SDLP Councillor Shauna Cusack encouraged people to pursue compensation following any damage to their vehicles by potholes. She said: “I would encourage anyone who finds themselves in this position to collate as much evidence as possible with pictures of the cause and of the damage to your car. Advice and claim forms can be found on the NIDirect website or you can contact your local office Claims Unit at Orchard House or call 03002007810.”
Sinn Féin Councillor Paul Fleming said there were also dangerous pot holes across rural areas. “I fully understand the pressures that Transport NI are under with repairs but I would ask them, where possible, to prioritise the repair of pot holes on busy roads,” he said, adding: “I would call on members of the public to contact Transport NI to alert their attention to any roads that require repair.” Many of these issues, he says, can be reported online: www.nidirect.gov.uk/services/report-pothole.
A Department for Infrastructure spokesperson said: “The Department has been operating in a challenging budgetary position for some time and this has been having an impact on all road maintenance activities and the condition of the road network.
“In addition, the recent winter weather has had an impact on the road network with water ingress and freeze thaw action after heavy rainfall and cold snaps leading to the formation of more potholes.
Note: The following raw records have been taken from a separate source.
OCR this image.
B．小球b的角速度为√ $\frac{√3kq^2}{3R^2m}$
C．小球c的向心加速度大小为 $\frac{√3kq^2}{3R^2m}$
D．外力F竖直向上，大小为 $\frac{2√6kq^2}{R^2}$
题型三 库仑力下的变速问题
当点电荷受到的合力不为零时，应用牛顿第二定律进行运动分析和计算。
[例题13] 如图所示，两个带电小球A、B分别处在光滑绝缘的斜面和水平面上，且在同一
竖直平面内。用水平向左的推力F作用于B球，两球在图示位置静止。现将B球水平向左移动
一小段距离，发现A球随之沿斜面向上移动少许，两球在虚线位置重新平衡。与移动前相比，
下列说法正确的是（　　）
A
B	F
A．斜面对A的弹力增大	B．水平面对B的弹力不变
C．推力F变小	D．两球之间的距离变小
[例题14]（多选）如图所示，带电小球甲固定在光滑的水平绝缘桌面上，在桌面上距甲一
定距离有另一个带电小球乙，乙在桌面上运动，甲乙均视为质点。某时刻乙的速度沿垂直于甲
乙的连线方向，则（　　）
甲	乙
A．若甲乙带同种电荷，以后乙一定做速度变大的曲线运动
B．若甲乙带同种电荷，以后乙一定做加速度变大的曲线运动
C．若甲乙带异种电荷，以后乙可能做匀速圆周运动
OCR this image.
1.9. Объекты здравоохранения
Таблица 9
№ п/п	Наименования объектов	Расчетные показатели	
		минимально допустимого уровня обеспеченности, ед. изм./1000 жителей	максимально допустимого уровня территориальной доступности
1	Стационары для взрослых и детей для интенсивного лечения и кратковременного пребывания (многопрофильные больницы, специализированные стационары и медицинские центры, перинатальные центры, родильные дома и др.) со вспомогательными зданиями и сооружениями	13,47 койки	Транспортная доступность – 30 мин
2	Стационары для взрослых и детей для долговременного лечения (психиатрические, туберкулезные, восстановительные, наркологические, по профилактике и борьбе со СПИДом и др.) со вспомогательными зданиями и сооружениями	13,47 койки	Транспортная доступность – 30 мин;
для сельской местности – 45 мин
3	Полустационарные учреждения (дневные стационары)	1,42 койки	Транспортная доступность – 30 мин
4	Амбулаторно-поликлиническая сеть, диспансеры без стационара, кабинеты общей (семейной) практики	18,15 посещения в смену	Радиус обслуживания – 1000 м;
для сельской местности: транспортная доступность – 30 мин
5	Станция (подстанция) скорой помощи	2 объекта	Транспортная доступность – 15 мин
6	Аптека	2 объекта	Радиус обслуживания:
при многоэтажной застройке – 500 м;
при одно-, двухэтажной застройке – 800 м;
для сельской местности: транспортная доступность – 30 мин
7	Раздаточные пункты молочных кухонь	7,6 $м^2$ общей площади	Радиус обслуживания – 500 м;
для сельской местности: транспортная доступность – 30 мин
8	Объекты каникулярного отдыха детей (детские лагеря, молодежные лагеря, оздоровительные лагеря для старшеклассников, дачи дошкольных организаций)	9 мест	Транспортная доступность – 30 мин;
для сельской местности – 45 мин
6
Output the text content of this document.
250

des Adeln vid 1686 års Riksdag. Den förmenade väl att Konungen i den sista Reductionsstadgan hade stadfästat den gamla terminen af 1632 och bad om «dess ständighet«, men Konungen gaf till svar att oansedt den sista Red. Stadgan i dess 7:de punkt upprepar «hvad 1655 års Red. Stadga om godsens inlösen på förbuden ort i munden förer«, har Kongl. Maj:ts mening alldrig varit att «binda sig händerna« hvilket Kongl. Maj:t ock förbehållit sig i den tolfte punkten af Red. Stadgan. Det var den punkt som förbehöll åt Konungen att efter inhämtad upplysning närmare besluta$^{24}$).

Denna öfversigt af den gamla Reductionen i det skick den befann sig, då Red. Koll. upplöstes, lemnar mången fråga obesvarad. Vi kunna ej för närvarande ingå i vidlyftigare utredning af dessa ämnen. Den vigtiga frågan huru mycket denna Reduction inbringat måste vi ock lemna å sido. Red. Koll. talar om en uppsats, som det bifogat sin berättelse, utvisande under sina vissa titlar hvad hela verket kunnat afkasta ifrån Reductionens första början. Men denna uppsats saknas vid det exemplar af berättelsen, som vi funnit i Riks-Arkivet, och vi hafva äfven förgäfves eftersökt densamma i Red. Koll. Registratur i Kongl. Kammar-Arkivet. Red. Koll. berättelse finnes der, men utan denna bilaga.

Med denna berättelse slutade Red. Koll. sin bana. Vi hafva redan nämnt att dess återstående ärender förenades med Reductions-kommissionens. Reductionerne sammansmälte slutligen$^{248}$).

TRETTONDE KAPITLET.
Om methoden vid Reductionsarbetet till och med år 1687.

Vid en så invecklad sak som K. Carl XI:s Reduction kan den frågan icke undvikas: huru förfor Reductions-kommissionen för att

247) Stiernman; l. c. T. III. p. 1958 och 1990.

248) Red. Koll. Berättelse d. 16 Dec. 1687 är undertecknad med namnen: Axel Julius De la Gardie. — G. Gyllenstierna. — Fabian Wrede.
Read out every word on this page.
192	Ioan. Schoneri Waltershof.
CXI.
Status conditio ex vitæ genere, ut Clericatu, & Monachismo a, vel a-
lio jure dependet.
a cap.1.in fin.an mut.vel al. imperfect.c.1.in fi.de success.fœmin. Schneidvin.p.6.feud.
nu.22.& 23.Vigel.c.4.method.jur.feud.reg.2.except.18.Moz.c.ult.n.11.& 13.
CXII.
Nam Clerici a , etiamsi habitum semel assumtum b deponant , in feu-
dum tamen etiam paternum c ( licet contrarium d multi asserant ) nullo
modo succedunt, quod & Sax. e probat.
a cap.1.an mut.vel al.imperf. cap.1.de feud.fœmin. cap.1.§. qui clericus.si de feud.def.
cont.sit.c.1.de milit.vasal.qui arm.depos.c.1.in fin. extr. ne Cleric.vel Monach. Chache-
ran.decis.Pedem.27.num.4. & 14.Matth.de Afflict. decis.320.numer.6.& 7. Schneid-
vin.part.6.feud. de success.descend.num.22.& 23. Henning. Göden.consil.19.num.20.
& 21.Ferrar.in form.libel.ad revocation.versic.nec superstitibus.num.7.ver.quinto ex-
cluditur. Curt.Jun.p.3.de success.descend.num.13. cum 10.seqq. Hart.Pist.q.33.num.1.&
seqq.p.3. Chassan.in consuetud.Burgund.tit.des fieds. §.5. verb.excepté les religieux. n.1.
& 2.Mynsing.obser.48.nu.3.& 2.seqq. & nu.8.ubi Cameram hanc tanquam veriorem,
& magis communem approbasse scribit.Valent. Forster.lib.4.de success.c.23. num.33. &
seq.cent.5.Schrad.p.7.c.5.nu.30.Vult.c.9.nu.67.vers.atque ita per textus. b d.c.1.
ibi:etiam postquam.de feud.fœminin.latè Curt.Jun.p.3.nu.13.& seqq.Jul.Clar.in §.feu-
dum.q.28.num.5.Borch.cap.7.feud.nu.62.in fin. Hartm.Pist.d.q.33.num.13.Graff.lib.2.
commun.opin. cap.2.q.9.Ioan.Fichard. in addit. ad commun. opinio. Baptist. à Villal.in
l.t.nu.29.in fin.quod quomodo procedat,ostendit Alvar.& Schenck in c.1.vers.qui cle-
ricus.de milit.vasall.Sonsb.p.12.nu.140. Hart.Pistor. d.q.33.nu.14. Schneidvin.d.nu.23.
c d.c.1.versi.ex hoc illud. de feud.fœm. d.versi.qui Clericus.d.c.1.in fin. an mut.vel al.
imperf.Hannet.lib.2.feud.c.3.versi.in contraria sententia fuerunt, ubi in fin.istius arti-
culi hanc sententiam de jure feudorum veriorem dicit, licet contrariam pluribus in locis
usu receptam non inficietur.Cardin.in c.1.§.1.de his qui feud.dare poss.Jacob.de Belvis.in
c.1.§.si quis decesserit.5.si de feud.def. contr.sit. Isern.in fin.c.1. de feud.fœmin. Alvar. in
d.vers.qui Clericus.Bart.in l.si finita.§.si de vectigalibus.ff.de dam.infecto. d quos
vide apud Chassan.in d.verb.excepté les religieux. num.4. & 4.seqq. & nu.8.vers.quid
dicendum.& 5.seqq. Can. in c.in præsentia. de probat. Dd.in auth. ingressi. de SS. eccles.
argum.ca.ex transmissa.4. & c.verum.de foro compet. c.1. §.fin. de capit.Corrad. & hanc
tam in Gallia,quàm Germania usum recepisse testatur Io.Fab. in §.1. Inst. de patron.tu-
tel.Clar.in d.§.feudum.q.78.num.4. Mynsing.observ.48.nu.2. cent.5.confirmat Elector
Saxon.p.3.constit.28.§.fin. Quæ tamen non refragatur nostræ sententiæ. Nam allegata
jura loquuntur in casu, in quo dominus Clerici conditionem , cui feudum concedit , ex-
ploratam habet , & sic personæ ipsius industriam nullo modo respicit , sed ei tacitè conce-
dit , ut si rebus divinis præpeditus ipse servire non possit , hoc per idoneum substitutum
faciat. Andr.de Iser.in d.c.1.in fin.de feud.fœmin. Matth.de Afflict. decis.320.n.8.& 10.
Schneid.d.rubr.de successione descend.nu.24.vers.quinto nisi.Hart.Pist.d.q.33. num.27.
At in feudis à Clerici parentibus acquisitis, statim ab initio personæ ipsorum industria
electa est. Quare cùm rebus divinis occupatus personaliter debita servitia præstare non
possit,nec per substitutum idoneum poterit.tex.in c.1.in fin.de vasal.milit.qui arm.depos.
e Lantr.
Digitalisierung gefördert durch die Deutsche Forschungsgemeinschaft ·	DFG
DfI Roads are aware of the current issue with potholes in the Derry area and all available resources will be mobilised to address this issue as quickly as possible.”
The spokesperson said that public safety remained a key priority and, despite the budgetary situation, the Department has, in this financial year, delivered a significant programme of resurfacing and surface dressing and continues to carry out routine maintenance, including pothole repairs, to meet all essential public safety requirements.
“There is a balance to be struck between building new roads and public transport provision and maintaining what we already have,” he said. “The Department of Finance recently published a briefing paper which outlines the impact of a number of future budget scenarios and we would welcome comments. Any decisions on budget allocation will be for a future Minister for Infrastructure. As always and, in particular during periods of bad weather, we would encourage road users to be mindful of road conditions and adjust the way they drive, ride or cycle to ensure it is appropriate for the conditions.”